Kazanç, anlamı itibariyle hayatımızın her anını kapsıyor; iş ilişkilerinde, insani ilişkilerde ve hatta siyasi platformda. Herhangi bir durumda kazanç olarak elde ettiğimiz ne olursa olsun, gerek makam mevki, gerek sevgi saygı, gerekse maddi kazanç; önemli olan dönüp baktığımızda hakkını verdim diyebilmek.

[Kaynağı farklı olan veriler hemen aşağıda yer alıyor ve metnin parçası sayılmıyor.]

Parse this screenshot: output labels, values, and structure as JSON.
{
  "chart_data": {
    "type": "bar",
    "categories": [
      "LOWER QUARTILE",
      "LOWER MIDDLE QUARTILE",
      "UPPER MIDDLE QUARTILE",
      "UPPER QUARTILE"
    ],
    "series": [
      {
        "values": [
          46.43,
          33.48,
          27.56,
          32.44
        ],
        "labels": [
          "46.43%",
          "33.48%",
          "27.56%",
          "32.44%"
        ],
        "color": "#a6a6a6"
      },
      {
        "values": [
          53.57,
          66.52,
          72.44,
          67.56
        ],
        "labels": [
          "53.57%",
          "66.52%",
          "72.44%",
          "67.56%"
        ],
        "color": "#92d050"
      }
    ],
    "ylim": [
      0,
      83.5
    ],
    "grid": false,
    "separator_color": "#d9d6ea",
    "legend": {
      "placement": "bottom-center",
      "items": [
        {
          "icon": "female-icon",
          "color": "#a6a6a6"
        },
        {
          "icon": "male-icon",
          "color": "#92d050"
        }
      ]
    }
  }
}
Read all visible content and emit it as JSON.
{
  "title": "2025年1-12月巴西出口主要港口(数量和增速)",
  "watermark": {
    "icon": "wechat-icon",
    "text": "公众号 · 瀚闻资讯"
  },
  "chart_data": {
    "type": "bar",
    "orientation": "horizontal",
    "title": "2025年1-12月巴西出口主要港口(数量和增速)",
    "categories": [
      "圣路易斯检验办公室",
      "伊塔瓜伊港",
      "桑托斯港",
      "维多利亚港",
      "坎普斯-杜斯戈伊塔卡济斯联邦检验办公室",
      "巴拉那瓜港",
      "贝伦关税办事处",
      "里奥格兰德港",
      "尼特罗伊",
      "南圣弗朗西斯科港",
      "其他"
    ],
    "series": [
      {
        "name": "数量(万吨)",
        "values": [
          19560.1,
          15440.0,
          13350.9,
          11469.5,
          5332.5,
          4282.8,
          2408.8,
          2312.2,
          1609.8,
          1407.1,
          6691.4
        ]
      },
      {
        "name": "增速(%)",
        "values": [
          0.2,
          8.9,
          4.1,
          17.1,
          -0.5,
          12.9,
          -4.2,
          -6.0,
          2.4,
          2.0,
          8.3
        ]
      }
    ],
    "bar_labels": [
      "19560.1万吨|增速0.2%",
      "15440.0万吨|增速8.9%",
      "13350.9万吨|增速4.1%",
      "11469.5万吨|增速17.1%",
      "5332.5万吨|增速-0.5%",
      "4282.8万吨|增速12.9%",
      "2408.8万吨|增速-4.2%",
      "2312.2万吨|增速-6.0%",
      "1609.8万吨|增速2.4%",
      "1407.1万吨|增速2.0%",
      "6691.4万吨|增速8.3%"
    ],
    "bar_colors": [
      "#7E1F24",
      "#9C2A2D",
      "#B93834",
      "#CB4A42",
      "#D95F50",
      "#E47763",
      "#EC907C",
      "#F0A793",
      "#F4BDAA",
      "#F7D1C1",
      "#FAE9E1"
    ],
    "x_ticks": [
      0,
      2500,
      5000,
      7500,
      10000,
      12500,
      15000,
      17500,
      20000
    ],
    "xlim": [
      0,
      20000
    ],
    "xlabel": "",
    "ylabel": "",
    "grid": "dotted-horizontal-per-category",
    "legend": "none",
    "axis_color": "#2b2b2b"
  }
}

Çalıştığınız kurum, kuruluş ister sizin olsun ister devletin ister başkasının. Haklı kazanç her iki tarafı da yakından ilgilendiriyor. Çalışan taraf nasıl ki elinden geldiğince kurumunu koruyup kollayacaksa, çalıştıran tarafın da aynı ölçüde çalışanını kollaması, ihtiyaçlarını karşılaması önem arz ediyor.
HAK TERAZİSİ
İnsani ilişkilerde sevgiyi ve saygıyı kazanmak ve sürdürmek de emek istiyor. Karşımızdaki insanı kıracak tonda bir iletişim biçimi iki tarafı da yıpratmaktan başka bir işe yaramıyor. Egoların esiri olarak elde edilmek istenilen anlık üstünlükler karşı tarafta yarattığı kırgınlıklarla bize kayıp olarak geri dönüyor. Yani elde ancak insan kaybı kalıyor. İletişimde kazancın haklı olabilmesi de hassas bir terazi gerektiriyor... Hak ancak hakkın terazisini gözeterek elde edilebiliyor.
Siyasi arenada haklı kazanç ise her devrin ortak ütopyası mesela…
‘YAP BOZ’UN PARÇALARIYIZ
Yaratıcı, insana neden şu alemde bir kum tanesinden fazlası olmadığını hatırlatır itinayla? Hemen dönüp kişisel gelişim furyalarına bakalım. Onlarında yeni yeni kabullenip, savunmaya başladıkları konu aynı yere çıkmıyor mu aslında? ‘kainatta hepimiz bir yap bozun parçalarıyız. Ancak bütüne hizmet ettiğimiz ve katıldığımız zaman bir anlam ifade ederiz.’ yahut ‘ kriz anlarında hayatımıza uzaktan bakmalı ve olayları gerçek boyutlarında görebilmeliyiz.’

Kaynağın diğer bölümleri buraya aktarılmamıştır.